Pode ser demonstrado, também, no fato das mulheres, ao assumir uma dupla
jornada, como o trabalho doméstico e o assalariado, não conseguirem desempenhar
todos os serviços domésticos que antes realizavam, juntamente com os serviços de
consumo familiar (costurar, remendar, etc.) optando, assim, pela compra de
mercadorias industrializadas que não necessitariam de dispendioso tempo para
utilizá-las.
Concordamos que
"A força da ordem masculina pode ser aferida pelo fato de que ela não precisa de
justificação: a visão androcêntrica se impõe como neutra e não tem necessidade
de se enunciar, visando sua legitimação.
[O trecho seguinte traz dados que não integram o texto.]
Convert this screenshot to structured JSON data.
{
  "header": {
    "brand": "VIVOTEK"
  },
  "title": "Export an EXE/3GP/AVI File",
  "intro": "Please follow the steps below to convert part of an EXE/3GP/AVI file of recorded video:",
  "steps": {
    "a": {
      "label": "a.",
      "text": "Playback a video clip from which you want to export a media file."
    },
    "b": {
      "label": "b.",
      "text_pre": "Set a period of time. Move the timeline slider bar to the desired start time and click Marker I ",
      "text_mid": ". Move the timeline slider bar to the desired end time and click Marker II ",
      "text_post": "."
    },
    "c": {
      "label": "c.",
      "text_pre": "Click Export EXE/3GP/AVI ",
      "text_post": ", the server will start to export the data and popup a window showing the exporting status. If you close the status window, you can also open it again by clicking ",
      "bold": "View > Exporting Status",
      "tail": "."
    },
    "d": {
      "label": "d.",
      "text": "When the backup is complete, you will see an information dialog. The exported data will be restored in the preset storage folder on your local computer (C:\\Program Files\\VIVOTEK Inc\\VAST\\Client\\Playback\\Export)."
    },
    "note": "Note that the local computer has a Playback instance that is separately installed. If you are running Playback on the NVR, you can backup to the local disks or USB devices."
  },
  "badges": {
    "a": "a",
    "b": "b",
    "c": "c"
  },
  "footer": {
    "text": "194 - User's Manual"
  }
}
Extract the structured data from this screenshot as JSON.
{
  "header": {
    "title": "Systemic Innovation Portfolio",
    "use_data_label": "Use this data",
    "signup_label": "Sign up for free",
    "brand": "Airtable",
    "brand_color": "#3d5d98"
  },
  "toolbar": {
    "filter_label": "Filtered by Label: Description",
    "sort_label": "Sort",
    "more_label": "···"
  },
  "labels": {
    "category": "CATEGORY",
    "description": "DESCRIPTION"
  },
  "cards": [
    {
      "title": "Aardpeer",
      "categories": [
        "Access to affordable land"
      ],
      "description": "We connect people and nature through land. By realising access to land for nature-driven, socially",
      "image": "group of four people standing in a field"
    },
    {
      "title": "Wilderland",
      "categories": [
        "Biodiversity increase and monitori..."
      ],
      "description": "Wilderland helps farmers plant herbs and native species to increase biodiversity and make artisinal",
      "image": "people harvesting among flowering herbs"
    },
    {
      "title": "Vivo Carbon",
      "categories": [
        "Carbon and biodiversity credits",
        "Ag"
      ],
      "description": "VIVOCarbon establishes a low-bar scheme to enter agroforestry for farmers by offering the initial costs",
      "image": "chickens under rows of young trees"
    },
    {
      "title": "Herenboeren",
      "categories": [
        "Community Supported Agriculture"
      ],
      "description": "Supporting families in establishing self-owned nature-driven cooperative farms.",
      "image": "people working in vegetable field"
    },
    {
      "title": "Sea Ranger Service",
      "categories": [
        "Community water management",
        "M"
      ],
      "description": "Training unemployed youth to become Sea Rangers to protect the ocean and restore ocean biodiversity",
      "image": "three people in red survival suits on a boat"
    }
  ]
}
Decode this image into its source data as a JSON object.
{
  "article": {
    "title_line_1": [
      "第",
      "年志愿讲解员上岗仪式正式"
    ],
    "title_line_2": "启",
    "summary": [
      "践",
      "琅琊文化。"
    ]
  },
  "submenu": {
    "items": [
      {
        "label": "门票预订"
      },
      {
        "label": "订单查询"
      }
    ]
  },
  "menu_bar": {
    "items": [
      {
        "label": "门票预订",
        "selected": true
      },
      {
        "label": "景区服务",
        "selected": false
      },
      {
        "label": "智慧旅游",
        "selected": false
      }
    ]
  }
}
A ordem social funciona como uma
imensa máquina simbólica, tendendo a ratificar a dominação masculina na qual se
funda: é a divisão social do trabalho, distribuição muito restrita das atividades
atribuídas a cada um dos dois sexos, de seu lugar, seu momento, seus
instrumentos; (...)" (BOURDIEU, 1998, pág. 15 apud SAFFIOTI, 2001. p.4)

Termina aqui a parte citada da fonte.